Ailments Jokes

Following is our collection of disease humor and leisure one-liner funnies working better than reddit jokes. They include Ailments puns for adults, dirty mental jokes or clean inability gags for kids.

There is an abundance of illnesses jokes out there. You're fortunate to read a set of the 6 funniest jokes on ailments. Full with funny wisecracks it is even funnier than any sickness witze you can hear about ailments.

The Best jokes about Ailments

A doctor & a lawyer are talking at a party.

A doctor and a lawyer are talking at a party. Their conversation is constantly interrupted by people describing their ailments and asking the doctor for free medical advice. After an hour of this, the exasperated doctor asks the lawyer, "What do you do to stop people from asking you for legal advice when you're out of the office?" "I give it to them," replies the lawyer, "and then I send them a bill." The doctor is shocked, but agrees to give it a try. The next day, still feeling slightly guilty, the doctor prepares the bills. When he goes to place them in his mailbox, he finds a bill from the lawyer.

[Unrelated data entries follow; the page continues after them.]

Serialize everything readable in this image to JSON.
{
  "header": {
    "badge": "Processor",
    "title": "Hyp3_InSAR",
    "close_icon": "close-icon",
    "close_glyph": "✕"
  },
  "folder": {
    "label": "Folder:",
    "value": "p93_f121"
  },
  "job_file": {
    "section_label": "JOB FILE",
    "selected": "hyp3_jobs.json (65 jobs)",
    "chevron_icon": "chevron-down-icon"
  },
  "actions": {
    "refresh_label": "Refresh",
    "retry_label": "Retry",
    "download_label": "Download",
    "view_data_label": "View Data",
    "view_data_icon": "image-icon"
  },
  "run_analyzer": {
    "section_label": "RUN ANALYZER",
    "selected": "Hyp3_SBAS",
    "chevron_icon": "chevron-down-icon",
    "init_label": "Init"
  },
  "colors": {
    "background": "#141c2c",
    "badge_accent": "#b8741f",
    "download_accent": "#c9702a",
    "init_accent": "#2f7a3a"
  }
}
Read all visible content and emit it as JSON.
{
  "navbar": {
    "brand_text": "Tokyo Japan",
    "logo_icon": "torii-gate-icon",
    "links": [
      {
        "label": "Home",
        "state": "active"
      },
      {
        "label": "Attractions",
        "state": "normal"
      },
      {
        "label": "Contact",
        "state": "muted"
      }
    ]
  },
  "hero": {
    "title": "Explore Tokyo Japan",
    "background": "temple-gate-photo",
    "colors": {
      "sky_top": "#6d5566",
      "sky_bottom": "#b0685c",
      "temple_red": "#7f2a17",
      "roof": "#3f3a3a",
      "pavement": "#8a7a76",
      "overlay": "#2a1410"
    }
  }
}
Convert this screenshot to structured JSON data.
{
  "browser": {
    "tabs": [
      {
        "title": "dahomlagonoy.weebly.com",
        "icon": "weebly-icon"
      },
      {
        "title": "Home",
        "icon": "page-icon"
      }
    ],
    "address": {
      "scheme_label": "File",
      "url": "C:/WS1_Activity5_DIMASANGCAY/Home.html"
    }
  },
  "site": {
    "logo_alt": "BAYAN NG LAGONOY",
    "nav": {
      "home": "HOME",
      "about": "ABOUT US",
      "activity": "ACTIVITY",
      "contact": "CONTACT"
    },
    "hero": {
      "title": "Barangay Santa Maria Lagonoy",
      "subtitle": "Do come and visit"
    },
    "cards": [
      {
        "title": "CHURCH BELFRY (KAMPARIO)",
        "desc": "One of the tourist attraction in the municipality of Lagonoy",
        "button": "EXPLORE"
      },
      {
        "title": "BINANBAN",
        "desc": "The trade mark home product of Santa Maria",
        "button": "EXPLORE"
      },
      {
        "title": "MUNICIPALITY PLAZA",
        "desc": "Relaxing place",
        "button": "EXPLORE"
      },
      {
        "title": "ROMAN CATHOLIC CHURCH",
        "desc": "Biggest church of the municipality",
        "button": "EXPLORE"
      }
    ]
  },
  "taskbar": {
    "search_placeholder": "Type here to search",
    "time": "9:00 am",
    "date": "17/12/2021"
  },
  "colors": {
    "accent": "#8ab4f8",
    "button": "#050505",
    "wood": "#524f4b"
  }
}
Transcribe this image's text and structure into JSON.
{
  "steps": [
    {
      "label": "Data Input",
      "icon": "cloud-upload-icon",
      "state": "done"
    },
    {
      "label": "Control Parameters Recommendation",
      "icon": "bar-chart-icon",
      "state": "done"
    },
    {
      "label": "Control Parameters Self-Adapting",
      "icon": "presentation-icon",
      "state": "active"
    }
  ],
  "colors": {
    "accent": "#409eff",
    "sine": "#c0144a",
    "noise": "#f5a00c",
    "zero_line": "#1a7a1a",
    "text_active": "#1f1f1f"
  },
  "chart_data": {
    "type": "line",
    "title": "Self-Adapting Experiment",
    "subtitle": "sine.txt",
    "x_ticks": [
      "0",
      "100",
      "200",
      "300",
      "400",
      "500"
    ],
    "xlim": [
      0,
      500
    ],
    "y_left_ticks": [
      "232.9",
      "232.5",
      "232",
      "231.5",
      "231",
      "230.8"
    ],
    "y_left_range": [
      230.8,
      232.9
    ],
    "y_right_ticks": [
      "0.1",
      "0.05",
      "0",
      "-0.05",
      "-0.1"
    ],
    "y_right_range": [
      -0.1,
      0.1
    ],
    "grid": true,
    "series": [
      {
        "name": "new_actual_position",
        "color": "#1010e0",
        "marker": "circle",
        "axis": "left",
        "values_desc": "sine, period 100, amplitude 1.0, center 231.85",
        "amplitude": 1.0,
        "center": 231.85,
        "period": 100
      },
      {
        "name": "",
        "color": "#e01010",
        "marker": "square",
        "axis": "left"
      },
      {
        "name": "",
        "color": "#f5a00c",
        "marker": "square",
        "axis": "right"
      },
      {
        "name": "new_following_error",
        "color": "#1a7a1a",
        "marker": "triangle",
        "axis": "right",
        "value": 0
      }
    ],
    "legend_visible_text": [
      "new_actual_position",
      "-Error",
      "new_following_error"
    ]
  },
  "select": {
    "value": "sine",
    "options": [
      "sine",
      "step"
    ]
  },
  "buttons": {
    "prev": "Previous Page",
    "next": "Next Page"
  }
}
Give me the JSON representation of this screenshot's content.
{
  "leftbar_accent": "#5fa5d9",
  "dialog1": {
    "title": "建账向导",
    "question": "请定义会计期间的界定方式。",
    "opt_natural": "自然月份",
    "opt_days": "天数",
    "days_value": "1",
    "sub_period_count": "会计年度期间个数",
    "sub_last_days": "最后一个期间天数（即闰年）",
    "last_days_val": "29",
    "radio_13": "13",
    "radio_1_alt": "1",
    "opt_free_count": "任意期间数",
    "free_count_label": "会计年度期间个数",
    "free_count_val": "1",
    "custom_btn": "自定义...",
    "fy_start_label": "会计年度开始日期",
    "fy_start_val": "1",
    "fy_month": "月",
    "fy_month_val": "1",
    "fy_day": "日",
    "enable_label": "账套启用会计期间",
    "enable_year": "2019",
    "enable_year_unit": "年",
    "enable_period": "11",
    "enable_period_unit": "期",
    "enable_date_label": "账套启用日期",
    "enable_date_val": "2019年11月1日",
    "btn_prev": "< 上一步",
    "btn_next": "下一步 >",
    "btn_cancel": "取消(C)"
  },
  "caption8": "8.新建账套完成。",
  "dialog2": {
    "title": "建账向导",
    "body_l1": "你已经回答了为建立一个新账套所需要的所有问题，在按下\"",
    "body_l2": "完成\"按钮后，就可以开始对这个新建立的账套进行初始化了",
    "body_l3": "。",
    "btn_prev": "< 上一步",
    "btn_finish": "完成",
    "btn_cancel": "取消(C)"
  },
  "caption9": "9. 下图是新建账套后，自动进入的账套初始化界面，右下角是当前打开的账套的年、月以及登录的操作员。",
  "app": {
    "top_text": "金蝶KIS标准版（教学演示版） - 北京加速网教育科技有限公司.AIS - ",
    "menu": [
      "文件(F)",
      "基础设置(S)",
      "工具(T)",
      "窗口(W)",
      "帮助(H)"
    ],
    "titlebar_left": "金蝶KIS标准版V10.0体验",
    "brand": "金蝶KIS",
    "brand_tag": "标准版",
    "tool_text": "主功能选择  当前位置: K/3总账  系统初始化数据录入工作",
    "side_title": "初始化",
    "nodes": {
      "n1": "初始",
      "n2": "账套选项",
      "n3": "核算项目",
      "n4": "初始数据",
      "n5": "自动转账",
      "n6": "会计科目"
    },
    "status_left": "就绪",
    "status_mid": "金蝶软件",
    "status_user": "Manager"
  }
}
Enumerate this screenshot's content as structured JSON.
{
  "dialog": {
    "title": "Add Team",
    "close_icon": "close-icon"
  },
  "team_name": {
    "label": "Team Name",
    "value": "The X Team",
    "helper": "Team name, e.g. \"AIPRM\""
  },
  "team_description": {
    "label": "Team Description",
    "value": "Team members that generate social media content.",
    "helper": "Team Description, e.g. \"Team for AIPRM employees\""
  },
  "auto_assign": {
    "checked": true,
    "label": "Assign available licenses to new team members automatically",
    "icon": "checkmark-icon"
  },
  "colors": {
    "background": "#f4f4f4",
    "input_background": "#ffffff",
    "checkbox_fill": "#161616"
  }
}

Three men are at church. One of them is a union worker.

Three men are in Church one Sunday morning, one of them belongs to the local union. Before the service they complain amongst themselves of their various ailments and injuries.

Jesus hears them, and he appears before these gentlemen. "Tell me your troubles my children."

"Lord. I can not stand up straight or go a day without pain, thanks to a back injury i suffered years ago." The first man says.

"Be healed, Child." Jesus says. The man immediately stands stall and does jumping jacks, feeling true relief.

"Lord, I can barely see. I was blinded by a flash-bang in Iraq, I need these thick glasses just to function." The second man says. Jesus takes his glasses away and they crumble into fine powder. the man can see with perfect 20-20 vision.

The union worker, seeing this, shouts "Don't touch me! I'm on permanent disability!"

Billing

A doctor and a lawyer were talking at a party. 

Their conversation was constantly interrupted by people describing their ailments and asking the doctor for free medical advice. 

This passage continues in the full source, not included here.